Alors qu’Ishii meurt d’un cancer de la gorge en 1959, après avoir donné des conférences pour vanter ses recherches bactériologiques aux quatre coins du monde, les secrets de l’unité 731 continuent d’être protégés, et ses travaux ne font aucunement l’objet d’enquêtes. Bien que des ossements humains aient été retrouvés sur le site de Ping-Fang, aucune investigation ne vient menacer l’unité et ses collaborateurs. Ce n’est qu’au début des années 1990s, durant une présentation de l’Unité autour d’une exposition, que d’anciens participants aux horreurs acceptent de parler. La société Japonaise semble, encore aujourd’hui, fermer les yeux sur les crimes de ces employés et le refus de faire face à la honte publique encourage le silence. Ce n’est qu’en 2002 que la justice s’en mêle et qu’elle reconnaît l’Unité 731 comme responsable d’une guerre bactériologique, et donc de crimes contre l’humanité. Peu à peu, l’Unité va ainsi révéler ses secrets. Aujourd’hui encore, les historiens continuent les découvertes macabres.

Ils n’avaient que 16 ans…

Grâce à l’entretien que la correspondante, Frédérique Amaoua, a pu obtenir en 1995, nous possédons le témoignage d’un ancien membre de l’Unité 731, vivant à Chiiba. Shinozuka Yoshio est l’un des rares repentis qui accepte de témoigner sur les objectifs réels d’Ishii et de son unité. À 16 ans, après avoir fait parti de l’École Médicale de Toyama, situé à Shinjuku, le jeune homme fut envoyé servir l’unité d’Ishii, en Mandchourie. Vieil homme aujourd’hui, il décrit précisément les conditions de recrutement de l’Unité dite Ishii, Kamo, puis 731. Celui que tout le monde percevait comme un éminent bactériologiste recrutait principalement des collaborateurs entre 16 et 18 ans. Shinosuka Yoshio avoue, dans cette interview, avoir perpétré des vivisections sur des personnes comme des militaires chinois. Shinosuka Yoshio n’a jamais contesté les ordres de ses chefs, pour lui, c’était comme s’il recevait un ordre de l’Empereur en personne. Ce tortionnaire repenti milite pour la paix depuis 1957.
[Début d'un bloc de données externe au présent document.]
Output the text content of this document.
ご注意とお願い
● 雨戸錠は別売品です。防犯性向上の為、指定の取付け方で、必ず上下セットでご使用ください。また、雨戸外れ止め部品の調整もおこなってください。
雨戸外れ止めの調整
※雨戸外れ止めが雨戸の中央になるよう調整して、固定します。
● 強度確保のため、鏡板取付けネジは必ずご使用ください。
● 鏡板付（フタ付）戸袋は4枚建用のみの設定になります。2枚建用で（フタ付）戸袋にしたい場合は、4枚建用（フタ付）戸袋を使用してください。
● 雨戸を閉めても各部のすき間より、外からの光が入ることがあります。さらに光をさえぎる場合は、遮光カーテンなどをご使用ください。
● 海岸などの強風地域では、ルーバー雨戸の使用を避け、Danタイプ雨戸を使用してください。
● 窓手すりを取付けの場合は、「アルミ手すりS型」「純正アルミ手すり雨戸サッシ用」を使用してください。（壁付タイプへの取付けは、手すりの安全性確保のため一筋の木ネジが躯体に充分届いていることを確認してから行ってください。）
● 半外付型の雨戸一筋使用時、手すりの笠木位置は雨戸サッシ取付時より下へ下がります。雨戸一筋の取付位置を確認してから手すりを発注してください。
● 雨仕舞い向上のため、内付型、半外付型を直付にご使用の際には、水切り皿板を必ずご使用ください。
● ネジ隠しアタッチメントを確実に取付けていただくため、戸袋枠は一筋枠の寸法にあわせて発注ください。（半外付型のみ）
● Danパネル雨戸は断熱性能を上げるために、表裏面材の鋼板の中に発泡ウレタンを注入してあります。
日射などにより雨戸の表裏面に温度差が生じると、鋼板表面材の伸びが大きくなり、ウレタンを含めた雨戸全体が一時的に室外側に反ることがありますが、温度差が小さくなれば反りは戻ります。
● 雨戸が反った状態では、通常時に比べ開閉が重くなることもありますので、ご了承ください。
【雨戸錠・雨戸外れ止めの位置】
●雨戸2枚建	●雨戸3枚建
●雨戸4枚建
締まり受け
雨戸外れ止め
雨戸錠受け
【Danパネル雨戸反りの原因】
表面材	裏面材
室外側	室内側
Affiche du film « Men behind the Sun »

Récemment, le Youtubeur Nota Bene a réalisé une vidéo très complète sur le sujet. Les actions de l’Unité 731 sont contextualisées dans la grande marche vers la Seconde Guerre Mondiale. Il y démontre l’esprit d’expansionnisme des Japonais en Asie de l’Est et les protagonistes qui ont amené le Mandchoukouo à être un champ expérimental pour l’unité d’Ishii. Un film romancé datant de 1988 intitulé Men behind the Sun, dénonce également l’horreur perpétrée par cette unité médicale. Il est d’ailleurs disponible gratuitement en entier sur Youtube (âmes sensibles s’abstenir). Enfin, on recommandera de lire « L’homme qui mit fin à l’Histoire » de l’écrivain Ken Liu. Dans ce court roman, deux chercheurs réussissent a voyager dans le temps pour observer un moment clé de l’histoire sino-japonais. Ceci donnera l’opportunité à l’auteur de décrire l’horreur des expérimentations médicales, à travers les yeux des témoins, d’une manière exceptionnelle.
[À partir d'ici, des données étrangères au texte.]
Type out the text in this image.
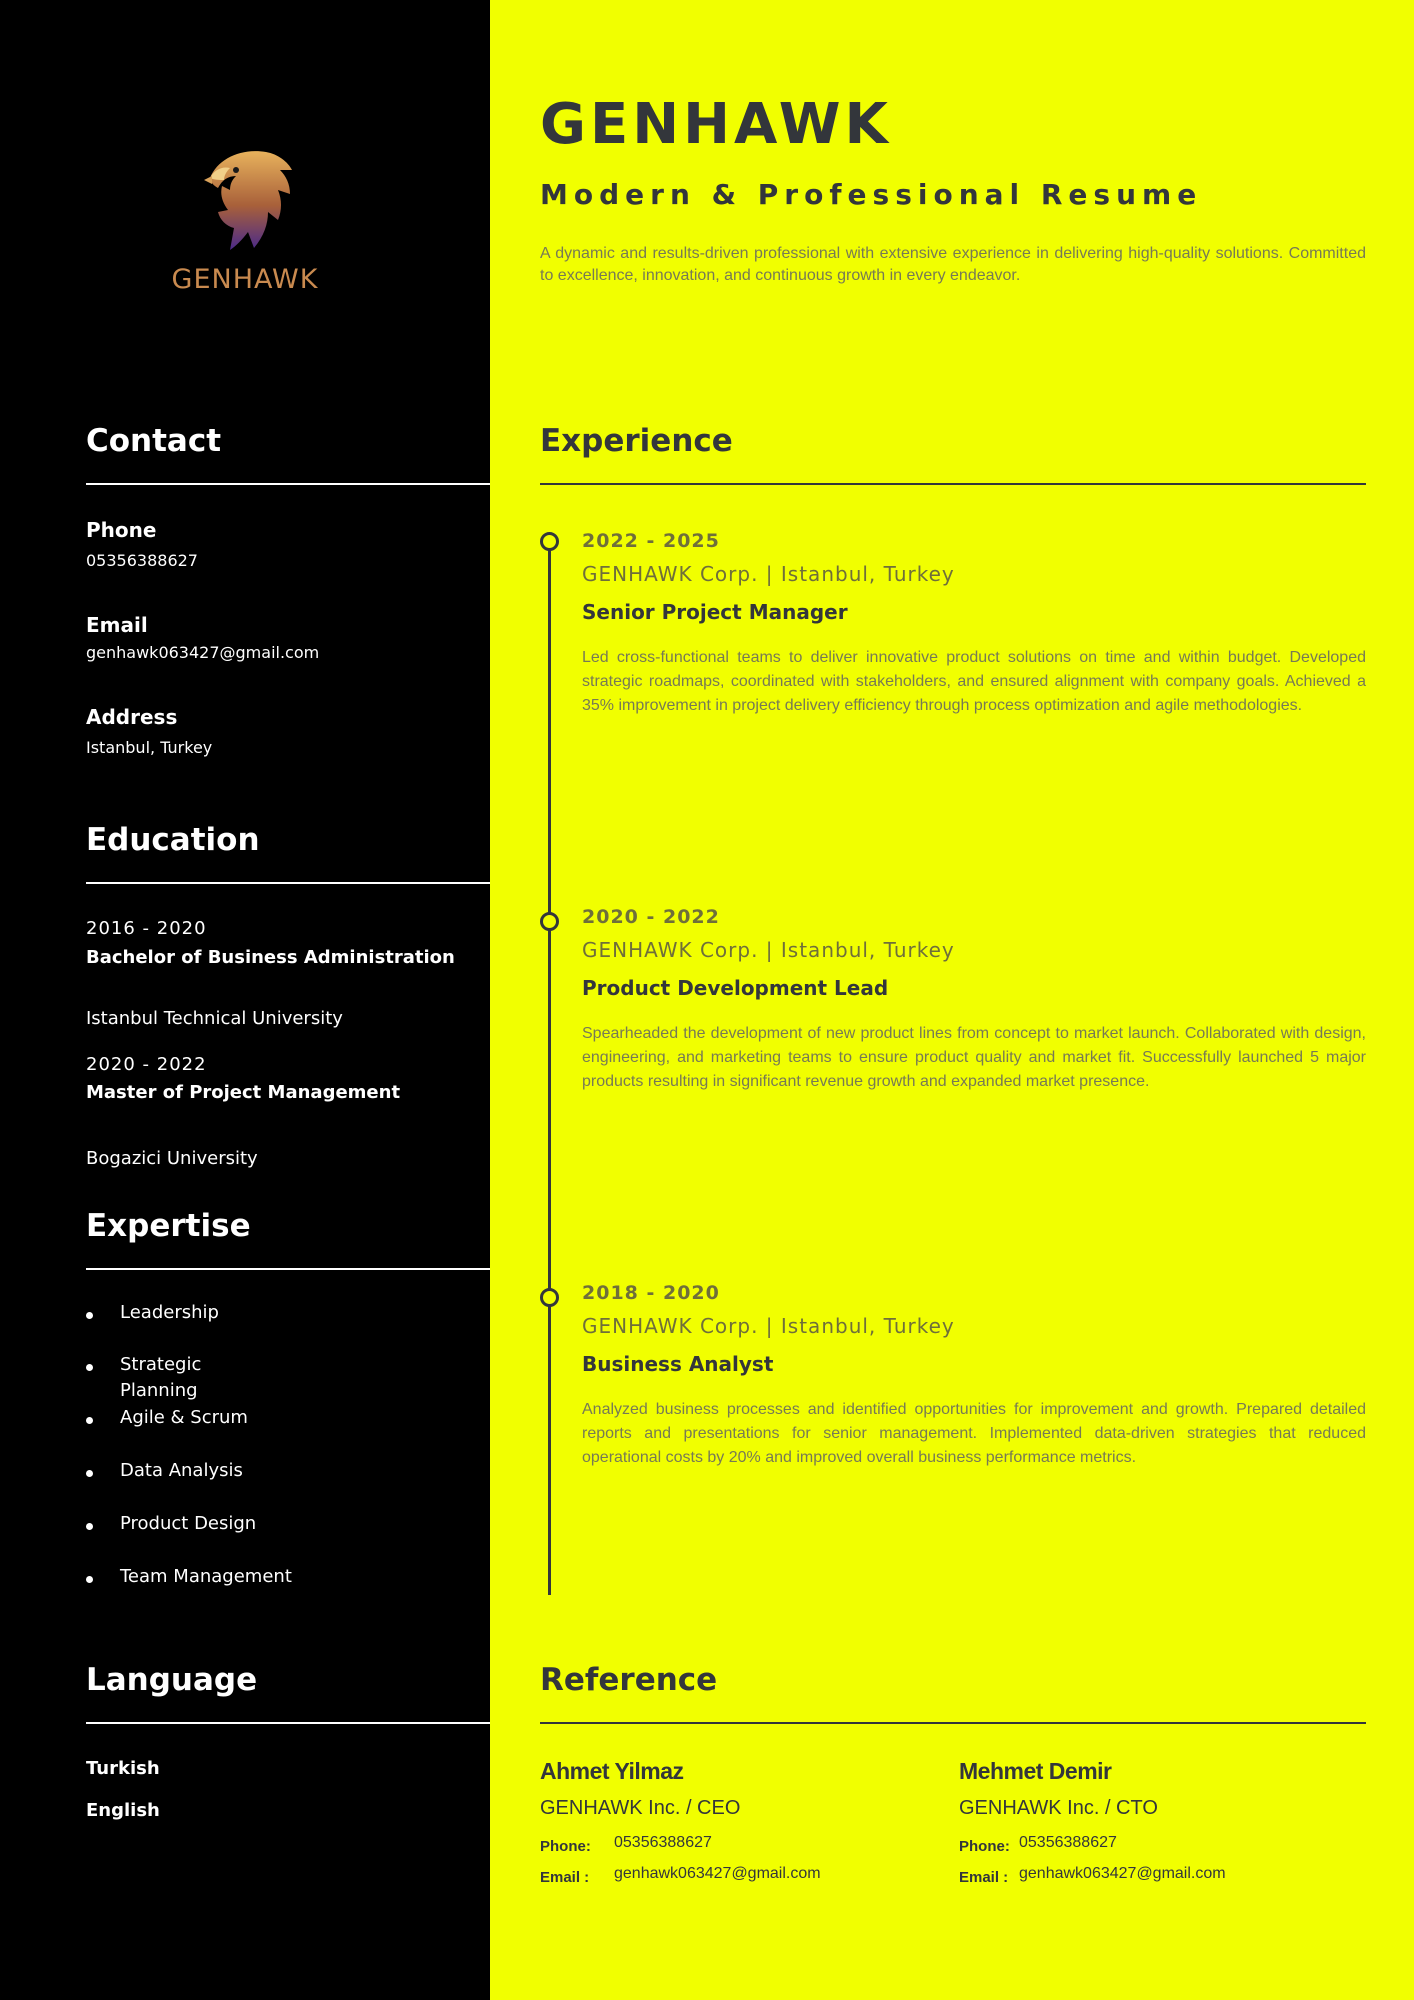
GENHAWK
Contact
Phone
05356388627
Email
genhawk063427@gmail.com
Address
Istanbul, Turkey
Education
2016 - 2020
Bachelor of Business Administration
Istanbul Technical University
2020 - 2022
Master of Project Management
Bogazici University
Expertise
Leadership
Strategic Planning
Agile & Scrum
Data Analysis
Product Design
Team Management
Language
Turkish
English
GENHAWK
Modern & Professional Resume

A dynamic and results-driven professional with extensive experience in delivering high-quality solutions. Committed to excellence, innovation, and continuous growth in every endeavor.

Experience
2022 - 2025
GENHAWK Corp. | Istanbul, Turkey
Senior Project Manager

Led cross-functional teams to deliver innovative product solutions on time and within budget. Developed strategic roadmaps, coordinated with stakeholders, and ensured alignment with company goals. Achieved a 35% improvement in project delivery efficiency through process optimization and agile methodologies.

2020 - 2022
GENHAWK Corp. | Istanbul, Turkey
Product Development Lead

Spearheaded the development of new product lines from concept to market launch. Collaborated with design, engineering, and marketing teams to ensure product quality and market fit. Successfully launched 5 major products resulting in significant revenue growth and expanded market presence.

2018 - 2020
GENHAWK Corp. | Istanbul, Turkey
Business Analyst

Analyzed business processes and identified opportunities for improvement and growth. Prepared detailed reports and presentations for senior management. Implemented data-driven strategies that reduced operational costs by 20% and improved overall business performance metrics.

Reference
Ahmet Yilmaz
GENHAWK Inc. / CEO
Phone:	05356388627
Email :	genhawk063427@gmail.com
Mehmet Demir
GENHAWK Inc. / CTO
Phone: 05356388627
Email : genhawk063427@gmail.com
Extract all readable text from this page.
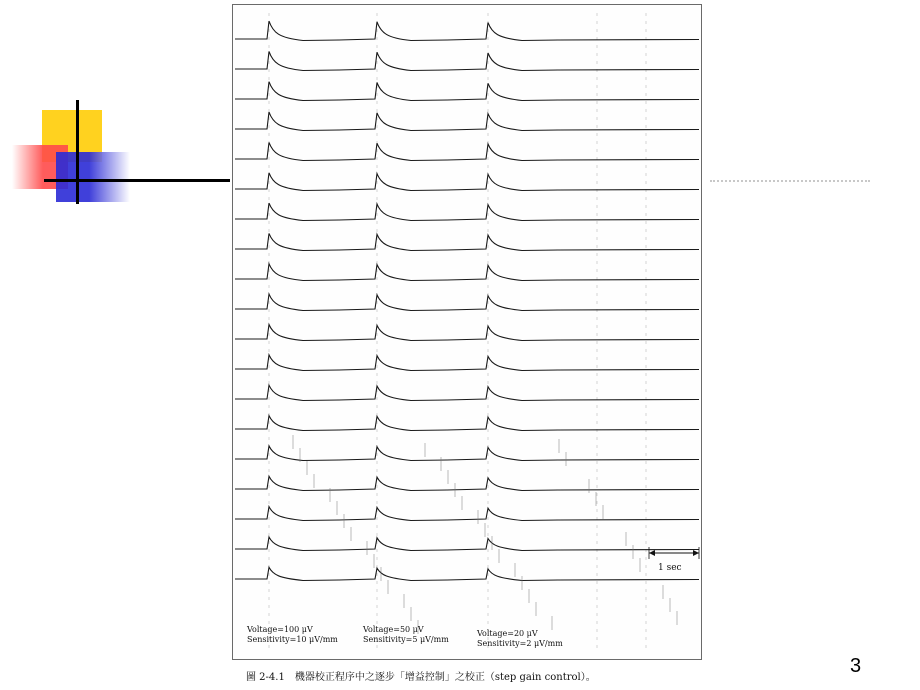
Voltage=100 μV
Sensitivity=10 μV/mm
Voltage=50 μV
Sensitivity=5 μV/mm
Voltage=20 μV
Sensitivity=2 μV/mm
1 sec
圖 2-4.1　機器校正程序中之逐步「增益控制」之校正（step gain control）。
3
Cet épisode morbide fait inévitablement partie de l’Histoire du Japon. Pourtant, celui-ci continue de nier son existence. Les jeunes japonais n’étudient pas vraiment l’Histoire de leur pays, mais une version épurée, révisée et édulcorée de celle-ci. Cette réalité à de quoi inquiéter, car l’esprit nationaliste à l’origine de ces horreurs part d’un fondamental : la supériorité des japonais sur le reste de l’Asie et du monde. Et cette supériorité imaginaire commence par une éducation orientée où tous les aspects « problématiques » de l’histoire sont cachés à une population entière pour faire croire à leur perfection. Alors n’hésitez pas à questionner – de manière bienveillante – vos amis japonais sur la question de l’Unité 731. Ils seront nombreux à vous remercier pour cet éclairage nouveau sur une réalité qui leur est cachée depuis toujours.